Adela M. Brito

 

Adela M. Brito is a Cuban American writer whose fiction, poetry, and arts reviews have appeared or are forthcoming in The Acentos ReviewLitbreak Magazine, Moko MagazineThe Raven ReviewThe Sandy River ReviewThe Raven’s PerchNovus Literary Journal, Compass Rose Literary JournalCathexis Northwest PressStoryboard Memphis, Underwood, All About JazzCounterculture UK, and elsewhere. She holds an MFA and teaches literature and creative writing.

 
 

Worse Than Death

“I’d rather you be dead than a lesbian.” My mother said these words to me when I was twenty-four. Yes, I still lived at home; Latinos live at home till the day of their wedding. There was no reason for her to suspect that I was gay. At the time, I was still hopelessly getting over a bad break-up with a boyfriend, so it’s unclear why this idea popped into her head. Still, late one evening after I returned from a party two doors down, she said this and nothing else when I entered the kitchen to say goodnight. I had gotten drunk and sick at that party, so I should’ve gotten in trouble for that, had it been obvious to her. A friend accompanied me home, but she didn’t enter and there was no reason to think anything was going on between us. Nonetheless, my mother’s warning left me speechless, felt like a dagger, and it’s been impossible to erase those words from my mind since.

Denial, or simply not knowing, is preferred over acceptance when it comes to children’s imperfections. Men are supposed to be macho, and women should focus on their looks and femininity. When a boy is effeminate, he is called a pajarito, which translates to “little bird,” and this is said in a whisper. Marimacha, the term for tomboy that combines the name Maria – the most common Spanish name – with a feminized macho is used for girls, when it’s still fuzzy on whether they will turn into the more derogatory tortillera, as in two flat tortillas getting it on.

When I was thirty-six years old, I got together with another woman, my closest friend at that time, someone my parents had met once and liked when they came to visit me. The shift in the relationship came as a surprise to me. Still, it felt natural for me to be with her as a person, and not as a woman, and no Catholic guilt or inner turmoil arose in me; it simply was one of life’s twists that defied reason. I was in NYC, a thousand miles from my family in Miami, so it was easy to be open to friends and not with family.

After a year or so, when the relationship seemed to be more permanent than a “phase,” as my sister would refer to it, I flew down for a visit and to somehow weave the news into conversation with my immediate family. I expressed great reluctance to friends beforehand, but they insisted my parents would still love me and that my big sister would, more than anyone, accept me.
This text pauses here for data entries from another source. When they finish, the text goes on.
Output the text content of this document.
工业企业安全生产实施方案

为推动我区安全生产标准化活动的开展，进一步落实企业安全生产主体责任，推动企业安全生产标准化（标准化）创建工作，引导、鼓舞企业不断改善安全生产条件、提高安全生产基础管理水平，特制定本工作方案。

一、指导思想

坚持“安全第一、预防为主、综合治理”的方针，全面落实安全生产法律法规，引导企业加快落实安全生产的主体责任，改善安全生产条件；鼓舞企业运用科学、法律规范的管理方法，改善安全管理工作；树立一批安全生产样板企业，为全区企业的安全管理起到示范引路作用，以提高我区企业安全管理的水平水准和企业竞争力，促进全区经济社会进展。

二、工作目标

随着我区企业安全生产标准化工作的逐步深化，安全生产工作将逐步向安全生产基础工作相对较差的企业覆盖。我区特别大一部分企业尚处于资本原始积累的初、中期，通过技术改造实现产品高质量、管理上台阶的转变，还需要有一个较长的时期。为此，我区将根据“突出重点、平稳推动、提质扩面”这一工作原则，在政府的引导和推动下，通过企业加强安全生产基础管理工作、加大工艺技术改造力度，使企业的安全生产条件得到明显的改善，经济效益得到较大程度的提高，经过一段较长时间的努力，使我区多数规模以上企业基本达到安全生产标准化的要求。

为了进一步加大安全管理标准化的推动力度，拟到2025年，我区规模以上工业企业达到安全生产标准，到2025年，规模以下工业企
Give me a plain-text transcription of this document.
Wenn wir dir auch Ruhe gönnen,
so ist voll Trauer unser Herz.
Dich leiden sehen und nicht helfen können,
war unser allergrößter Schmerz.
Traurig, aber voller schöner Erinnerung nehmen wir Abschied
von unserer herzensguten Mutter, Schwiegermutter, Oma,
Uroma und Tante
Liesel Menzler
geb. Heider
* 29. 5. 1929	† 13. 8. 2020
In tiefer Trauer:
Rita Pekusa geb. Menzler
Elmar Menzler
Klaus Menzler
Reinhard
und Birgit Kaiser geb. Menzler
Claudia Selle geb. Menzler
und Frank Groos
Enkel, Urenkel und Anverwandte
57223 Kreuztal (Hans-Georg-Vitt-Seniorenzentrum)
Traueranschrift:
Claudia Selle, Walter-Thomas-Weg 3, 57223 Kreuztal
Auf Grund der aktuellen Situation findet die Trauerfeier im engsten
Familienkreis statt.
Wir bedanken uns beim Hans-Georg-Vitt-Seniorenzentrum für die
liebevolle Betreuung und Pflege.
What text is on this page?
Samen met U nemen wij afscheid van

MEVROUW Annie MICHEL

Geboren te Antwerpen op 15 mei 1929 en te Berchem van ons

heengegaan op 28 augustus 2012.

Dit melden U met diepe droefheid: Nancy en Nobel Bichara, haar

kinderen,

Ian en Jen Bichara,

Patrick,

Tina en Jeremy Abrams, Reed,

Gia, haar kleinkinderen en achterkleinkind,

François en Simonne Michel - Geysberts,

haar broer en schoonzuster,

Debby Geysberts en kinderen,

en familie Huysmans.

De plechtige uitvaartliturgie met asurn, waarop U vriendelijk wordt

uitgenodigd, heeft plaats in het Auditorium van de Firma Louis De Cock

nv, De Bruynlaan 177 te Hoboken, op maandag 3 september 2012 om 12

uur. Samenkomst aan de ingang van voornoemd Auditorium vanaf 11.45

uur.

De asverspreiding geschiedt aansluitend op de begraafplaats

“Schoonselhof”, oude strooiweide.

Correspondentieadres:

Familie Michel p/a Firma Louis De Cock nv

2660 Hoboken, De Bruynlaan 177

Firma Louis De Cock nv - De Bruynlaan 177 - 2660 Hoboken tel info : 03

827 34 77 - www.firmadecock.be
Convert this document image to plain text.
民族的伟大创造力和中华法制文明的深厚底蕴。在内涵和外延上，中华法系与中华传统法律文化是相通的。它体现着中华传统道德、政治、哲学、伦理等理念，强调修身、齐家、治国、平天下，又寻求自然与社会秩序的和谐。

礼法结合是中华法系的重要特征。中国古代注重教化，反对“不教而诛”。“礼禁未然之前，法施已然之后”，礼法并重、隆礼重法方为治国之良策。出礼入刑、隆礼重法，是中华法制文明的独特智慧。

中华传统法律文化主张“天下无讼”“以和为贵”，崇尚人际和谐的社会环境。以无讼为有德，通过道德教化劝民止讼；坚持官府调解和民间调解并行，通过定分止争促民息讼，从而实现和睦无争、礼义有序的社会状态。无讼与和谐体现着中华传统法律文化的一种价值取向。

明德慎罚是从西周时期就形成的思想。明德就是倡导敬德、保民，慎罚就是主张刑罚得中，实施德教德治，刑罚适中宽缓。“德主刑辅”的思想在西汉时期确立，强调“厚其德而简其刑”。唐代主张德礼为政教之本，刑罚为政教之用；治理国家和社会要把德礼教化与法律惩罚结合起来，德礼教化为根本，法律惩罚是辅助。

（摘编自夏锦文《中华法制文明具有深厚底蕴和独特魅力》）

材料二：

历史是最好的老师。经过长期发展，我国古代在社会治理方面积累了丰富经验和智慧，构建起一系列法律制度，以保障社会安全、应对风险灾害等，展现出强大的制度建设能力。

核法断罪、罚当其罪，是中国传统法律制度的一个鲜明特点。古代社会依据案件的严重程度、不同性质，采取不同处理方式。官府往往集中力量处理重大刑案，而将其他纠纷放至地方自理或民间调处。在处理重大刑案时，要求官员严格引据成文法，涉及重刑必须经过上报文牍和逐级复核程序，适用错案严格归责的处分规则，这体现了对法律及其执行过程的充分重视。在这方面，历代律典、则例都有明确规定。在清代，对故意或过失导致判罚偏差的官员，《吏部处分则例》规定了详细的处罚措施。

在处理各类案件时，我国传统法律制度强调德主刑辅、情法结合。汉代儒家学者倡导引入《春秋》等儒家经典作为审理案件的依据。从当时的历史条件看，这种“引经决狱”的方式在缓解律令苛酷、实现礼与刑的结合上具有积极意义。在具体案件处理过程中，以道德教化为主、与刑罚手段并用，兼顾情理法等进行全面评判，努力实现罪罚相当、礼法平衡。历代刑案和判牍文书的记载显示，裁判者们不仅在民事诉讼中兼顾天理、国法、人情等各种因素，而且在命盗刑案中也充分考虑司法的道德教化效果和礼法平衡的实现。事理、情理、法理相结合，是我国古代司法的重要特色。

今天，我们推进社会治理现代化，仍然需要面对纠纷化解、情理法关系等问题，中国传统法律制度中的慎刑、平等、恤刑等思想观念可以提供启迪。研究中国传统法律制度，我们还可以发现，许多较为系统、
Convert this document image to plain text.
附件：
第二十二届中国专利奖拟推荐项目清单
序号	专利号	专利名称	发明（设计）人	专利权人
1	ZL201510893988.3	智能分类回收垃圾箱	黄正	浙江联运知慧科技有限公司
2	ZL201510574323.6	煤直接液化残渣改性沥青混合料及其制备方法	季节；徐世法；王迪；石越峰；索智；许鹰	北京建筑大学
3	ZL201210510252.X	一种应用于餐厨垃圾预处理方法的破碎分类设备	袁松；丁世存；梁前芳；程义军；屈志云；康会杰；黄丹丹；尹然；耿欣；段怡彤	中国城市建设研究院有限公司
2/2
“I’m with someone, and it’s not a guy,” I told my sister and brother-in-law. They had met my partner during a visit, too, so I then identified her by name. My brother-in-law expressed surprise, my sister expressed anger and claimed she knew something was going on. The rant that ensued prompted her husband to leave the room from discomfort. “It’s so wrong,” she said as she shook her head. “This is a New York experiment... blah, blah, blah.... The divorced woman across the street is in that phase, too.”

I said it wasn’t a phase, that I waited to tell her for that reason, to make sure. “Well, whatever,” she scoffed. “You gave up because you haven’t met the right guy and you’ve settled for a friend.”

“You’re wrong, but I wanted to be open with you because you’re my sister.”

The next day, she called me to “inform me of a few things.” She would’ve preferred if I hadn’t told her, because “You have your life up there and you don’t come here often, so your life is your business.” She said that, under no circumstances, should I tell her children about this, because “that is not welcome here.” They were young anyway, so I wasn’t planning on revealing anything. My sister’s final warning was, “Do not tell Mom and Dad. It’ll kill them. And I’m the one who lives here and has to deal with them.”

Again, the idea that homosexuality is worse than death was confirmed. For my mother, apparently, my death was preferable, and, for my sister, I’d be the cause of both my parents’ demise. So, I chose to save everyone’s life and keep my newly gay-ish mouth shut.